A small hand reaches up, searching for a warm grasp, only to be jerked down the street. Old city is flat and long, stretching along the water. The buildings are cursed with age, hence the name, yet people gather there.
They shove and spit. They sing and laugh. But it alone, witnesses this child cry tears so heavy that she wades in her own sadness through the amassing crowds. Her slanted eyes glance at her father’s grip pleadingly. Across Market, down 4th. She wants to wriggle but that will cause a foreseeable rage with even more dire consequences than the paper stamped with the failing grade she clutches in her free hand. Her mother and sister, a spitting image of one another, obediently float behind them in silence. They are sheepishly pale but aware. Down 3rd. The mother doesn’t speak, but the little girl’s accent is thick as she audibly starts to cry for her father to let go. Wide eyes whisper for her to stop. Down 2nd. The city tenses, desiring to drown her in the river so her tears will wash away. It rumbles the subway devoid of trains. It flickers a lamp on the corner in the daytime in protest. It even ignites a cable no longer used by trolleys that’s hanging across the intersection. No one notices the city’s or the girl’s distress. They stop under the light. Somewhere a bus driver stops for an elderly woman as she hobbles to the bus stop late; a man robs a Wells Fargo at gun point; the theater packs in an audience thirsty for entertainment; but here, here a portly and distempered man, red with freckles that extend to his bald head and over his sharp nose, here this man, in a sweaty sports T-shirt, pulls a rope from his back pocket and efficiently begins to tie the weeping child to the base of the lamppost. She cries louder, and through raspy whimpers, manages to say, “I’m sorry.” No one notices. Infuriated, the city darkens the unusually bright sky for mid-Fall, and whips the wind into the man. Unappeased, he continues his work, stapling the test to her front ropes. “You will not bring another 66 into my house. Stop with all that crying,” he says. He steps back, surveying what he has done, then steels a watchful eye over the other two in the background. The city quakes.
The girl disappears into her own grief at public shame. She is the pig at slaughter. She is the geisha. She is the nigger and a slave. Diminishing into a place far from herself, her little body shakes with sobs. This place is somewhere between the hiss of a brand and the signing sting of seared flesh. It is hot and magenta. It burns with unrequited love, trying desperately to soothe the girl. She feels like she is everyone and
everyone is staring. But here is the only place no one is.

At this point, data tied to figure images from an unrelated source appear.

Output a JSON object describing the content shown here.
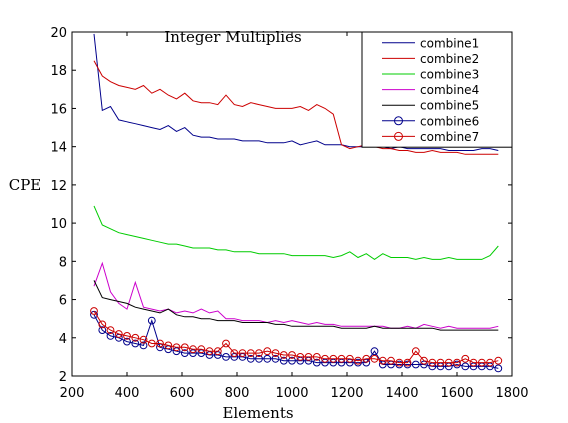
{
  "chart_data": {
    "type": "line",
    "title": "Integer  Multiplies",
    "xlabel": "Elements",
    "ylabel": "CPE",
    "xlim": [
      200,
      1800
    ],
    "ylim": [
      2,
      20
    ],
    "x_ticks": [
      200,
      400,
      600,
      800,
      1000,
      1200,
      1400,
      1600,
      1800
    ],
    "y_ticks": [
      2,
      4,
      6,
      8,
      10,
      12,
      14,
      16,
      18,
      20
    ],
    "grid": false,
    "legend_position": "top-right",
    "series": [
      {
        "name": "combine1",
        "color": "#00008b",
        "marker": "none",
        "x": [
          280,
          310,
          340,
          370,
          400,
          430,
          460,
          490,
          520,
          550,
          580,
          610,
          640,
          670,
          700,
          730,
          760,
          790,
          820,
          850,
          880,
          910,
          940,
          970,
          1000,
          1030,
          1060,
          1090,
          1120,
          1150,
          1180,
          1210,
          1240,
          1270,
          1300,
          1330,
          1360,
          1390,
          1420,
          1450,
          1480,
          1510,
          1540,
          1570,
          1600,
          1630,
          1660,
          1690,
          1720,
          1750
        ],
        "y": [
          19.9,
          15.9,
          16.1,
          15.4,
          15.3,
          15.2,
          15.1,
          15.0,
          14.9,
          15.1,
          14.8,
          15.0,
          14.6,
          14.5,
          14.5,
          14.4,
          14.4,
          14.4,
          14.3,
          14.3,
          14.3,
          14.2,
          14.2,
          14.2,
          14.3,
          14.1,
          14.2,
          14.3,
          14.1,
          14.1,
          14.1,
          14.0,
          14.0,
          14.0,
          14.0,
          14.0,
          13.9,
          14.0,
          13.9,
          13.9,
          13.9,
          13.9,
          13.9,
          13.8,
          13.8,
          13.8,
          13.8,
          13.9,
          13.9,
          13.8
        ]
      },
      {
        "name": "combine2",
        "color": "#cc0000",
        "marker": "none",
        "x": [
          280,
          310,
          340,
          370,
          400,
          430,
          460,
          490,
          520,
          550,
          580,
          610,
          640,
          670,
          700,
          730,
          760,
          790,
          820,
          850,
          880,
          910,
          940,
          970,
          1000,
          1030,
          1060,
          1090,
          1120,
          1150,
          1180,
          1210,
          1240,
          1270,
          1300,
          1330,
          1360,
          1390,
          1420,
          1450,
          1480,
          1510,
          1540,
          1570,
          1600,
          1630,
          1660,
          1690,
          1720,
          1750
        ],
        "y": [
          18.5,
          17.7,
          17.4,
          17.2,
          17.1,
          17.0,
          17.2,
          16.8,
          17.0,
          16.7,
          16.5,
          16.8,
          16.4,
          16.3,
          16.3,
          16.2,
          16.7,
          16.2,
          16.1,
          16.3,
          16.2,
          16.1,
          16.0,
          16.0,
          16.0,
          16.1,
          15.9,
          16.2,
          16.0,
          15.7,
          14.1,
          13.9,
          14.0,
          14.1,
          14.0,
          13.9,
          13.9,
          13.8,
          13.8,
          13.7,
          13.7,
          13.8,
          13.7,
          13.7,
          13.7,
          13.6,
          13.6,
          13.6,
          13.6,
          13.6
        ]
      },
      {
        "name": "combine3",
        "color": "#00cc00",
        "marker": "none",
        "x": [
          280,
          310,
          340,
          370,
          400,
          430,
          460,
          490,
          520,
          550,
          580,
          610,
          640,
          670,
          700,
          730,
          760,
          790,
          820,
          850,
          880,
          910,
          940,
          970,
          1000,
          1030,
          1060,
          1090,
          1120,
          1150,
          1180,
          1210,
          1240,
          1270,
          1300,
          1330,
          1360,
          1390,
          1420,
          1450,
          1480,
          1510,
          1540,
          1570,
          1600,
          1630,
          1660,
          1690,
          1720,
          1750
        ],
        "y": [
          10.9,
          9.9,
          9.7,
          9.5,
          9.4,
          9.3,
          9.2,
          9.1,
          9.0,
          8.9,
          8.9,
          8.8,
          8.7,
          8.7,
          8.7,
          8.6,
          8.6,
          8.5,
          8.5,
          8.5,
          8.4,
          8.4,
          8.4,
          8.4,
          8.3,
          8.3,
          8.3,
          8.3,
          8.3,
          8.2,
          8.3,
          8.5,
          8.2,
          8.4,
          8.1,
          8.4,
          8.2,
          8.2,
          8.2,
          8.1,
          8.2,
          8.1,
          8.1,
          8.2,
          8.1,
          8.1,
          8.1,
          8.1,
          8.3,
          8.8
        ]
      },
      {
        "name": "combine4",
        "color": "#cc00cc",
        "marker": "none",
        "x": [
          280,
          310,
          340,
          370,
          400,
          430,
          460,
          490,
          520,
          550,
          580,
          610,
          640,
          670,
          700,
          730,
          760,
          790,
          820,
          850,
          880,
          910,
          940,
          970,
          1000,
          1030,
          1060,
          1090,
          1120,
          1150,
          1180,
          1210,
          1240,
          1270,
          1300,
          1330,
          1360,
          1390,
          1420,
          1450,
          1480,
          1510,
          1540,
          1570,
          1600,
          1630,
          1660,
          1690,
          1720,
          1750
        ],
        "y": [
          6.7,
          7.9,
          6.4,
          5.8,
          5.5,
          6.9,
          5.6,
          5.5,
          5.4,
          5.5,
          5.3,
          5.4,
          5.3,
          5.5,
          5.3,
          5.4,
          5.0,
          5.0,
          4.9,
          4.9,
          4.9,
          4.8,
          4.9,
          4.8,
          4.9,
          4.8,
          4.7,
          4.8,
          4.7,
          4.7,
          4.6,
          4.6,
          4.6,
          4.6,
          4.6,
          4.6,
          4.5,
          4.5,
          4.6,
          4.5,
          4.7,
          4.6,
          4.5,
          4.6,
          4.5,
          4.5,
          4.5,
          4.5,
          4.5,
          4.6
        ]
      },
      {
        "name": "combine5",
        "color": "#000000",
        "marker": "none",
        "x": [
          280,
          310,
          340,
          370,
          400,
          430,
          460,
          490,
          520,
          550,
          580,
          610,
          640,
          670,
          700,
          730,
          760,
          790,
          820,
          850,
          880,
          910,
          940,
          970,
          1000,
          1030,
          1060,
          1090,
          1120,
          1150,
          1180,
          1210,
          1240,
          1270,
          1300,
          1330,
          1360,
          1390,
          1420,
          1450,
          1480,
          1510,
          1540,
          1570,
          1600,
          1630,
          1660,
          1690,
          1720,
          1750
        ],
        "y": [
          7.0,
          6.1,
          6.0,
          5.9,
          5.8,
          5.6,
          5.5,
          5.4,
          5.3,
          5.5,
          5.2,
          5.1,
          5.1,
          5.0,
          5.0,
          4.9,
          4.9,
          4.9,
          4.8,
          4.8,
          4.8,
          4.8,
          4.7,
          4.7,
          4.6,
          4.6,
          4.6,
          4.6,
          4.6,
          4.6,
          4.5,
          4.5,
          4.5,
          4.5,
          4.6,
          4.5,
          4.5,
          4.5,
          4.5,
          4.5,
          4.5,
          4.5,
          4.4,
          4.4,
          4.4,
          4.4,
          4.4,
          4.4,
          4.4,
          4.4
        ]
      },
      {
        "name": "combine6",
        "color": "#00008b",
        "marker": "circle",
        "x": [
          280,
          310,
          340,
          370,
          400,
          430,
          460,
          490,
          520,
          550,
          580,
          610,
          640,
          670,
          700,
          730,
          760,
          790,
          820,
          850,
          880,
          910,
          940,
          970,
          1000,
          1030,
          1060,
          1090,
          1120,
          1150,
          1180,
          1210,
          1240,
          1270,
          1300,
          1330,
          1360,
          1390,
          1420,
          1450,
          1480,
          1510,
          1540,
          1570,
          1600,
          1630,
          1660,
          1690,
          1720,
          1750
        ],
        "y": [
          5.2,
          4.4,
          4.1,
          4.0,
          3.8,
          3.7,
          3.6,
          4.9,
          3.5,
          3.4,
          3.3,
          3.2,
          3.2,
          3.2,
          3.1,
          3.1,
          3.0,
          3.0,
          3.0,
          2.9,
          2.9,
          2.9,
          2.9,
          2.8,
          2.8,
          2.8,
          2.8,
          2.7,
          2.7,
          2.7,
          2.7,
          2.7,
          2.7,
          2.7,
          3.3,
          2.6,
          2.6,
          2.6,
          2.6,
          2.6,
          2.6,
          2.5,
          2.5,
          2.5,
          2.6,
          2.5,
          2.5,
          2.5,
          2.5,
          2.4
        ]
      },
      {
        "name": "combine7",
        "color": "#cc0000",
        "marker": "circle",
        "x": [
          280,
          310,
          340,
          370,
          400,
          430,
          460,
          490,
          520,
          550,
          580,
          610,
          640,
          670,
          700,
          730,
          760,
          790,
          820,
          850,
          880,
          910,
          940,
          970,
          1000,
          1030,
          1060,
          1090,
          1120,
          1150,
          1180,
          1210,
          1240,
          1270,
          1300,
          1330,
          1360,
          1390,
          1420,
          1450,
          1480,
          1510,
          1540,
          1570,
          1600,
          1630,
          1660,
          1690,
          1720,
          1750
        ],
        "y": [
          5.4,
          4.7,
          4.4,
          4.2,
          4.1,
          4.0,
          3.9,
          3.7,
          3.7,
          3.6,
          3.5,
          3.5,
          3.4,
          3.4,
          3.3,
          3.3,
          3.7,
          3.2,
          3.2,
          3.2,
          3.2,
          3.3,
          3.2,
          3.1,
          3.1,
          3.0,
          3.0,
          3.0,
          2.9,
          2.9,
          2.9,
          2.9,
          2.8,
          2.9,
          2.9,
          2.8,
          2.8,
          2.7,
          2.7,
          3.3,
          2.8,
          2.7,
          2.7,
          2.7,
          2.7,
          2.9,
          2.7,
          2.7,
          2.7,
          2.8
        ]
      }
    ]
  }
}
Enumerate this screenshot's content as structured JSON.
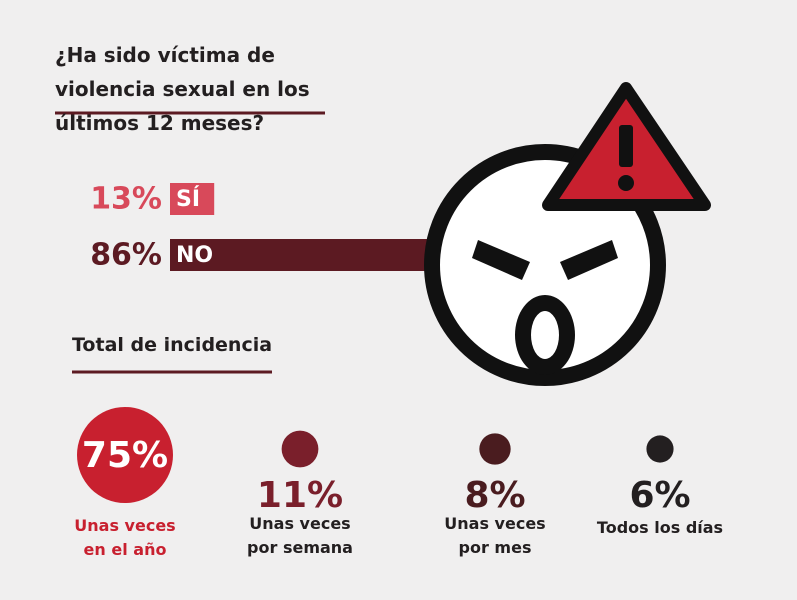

The concrete, to which the crowd diligently ignored, breaks open at the command of the city, unable to suffer her suffering any longer. The hole lunges deep into the earth, yet shines with an inextinguishable light, and swallows the family whole.
No one notices.
The festival goes on giving out beer and ice cream, cleverly packaged in Chinese take-out boxes. A man, dark and lovely, sings in the middle of the street, rather loudly and out of key, about his longings for egusi, salted plantain, and the Nigerian sun. He bounces there, thinking about his home while being a homeless American before the guards shoo him away. Women walk the streets in packs to feel safer. Men roam the streets in packs to look dangerous. A painter sells weed alongside her works from college, wanting nothing more than to make it to Amsterdam before she dies. And, a poet walks to the stage, stifles a nervous butterfly in his stomach, brushes his dreadlocks to one side, and stares into the lighted audience, faces cavernous and bright, searching for the red-purple inferno to comfort his sorrowful story.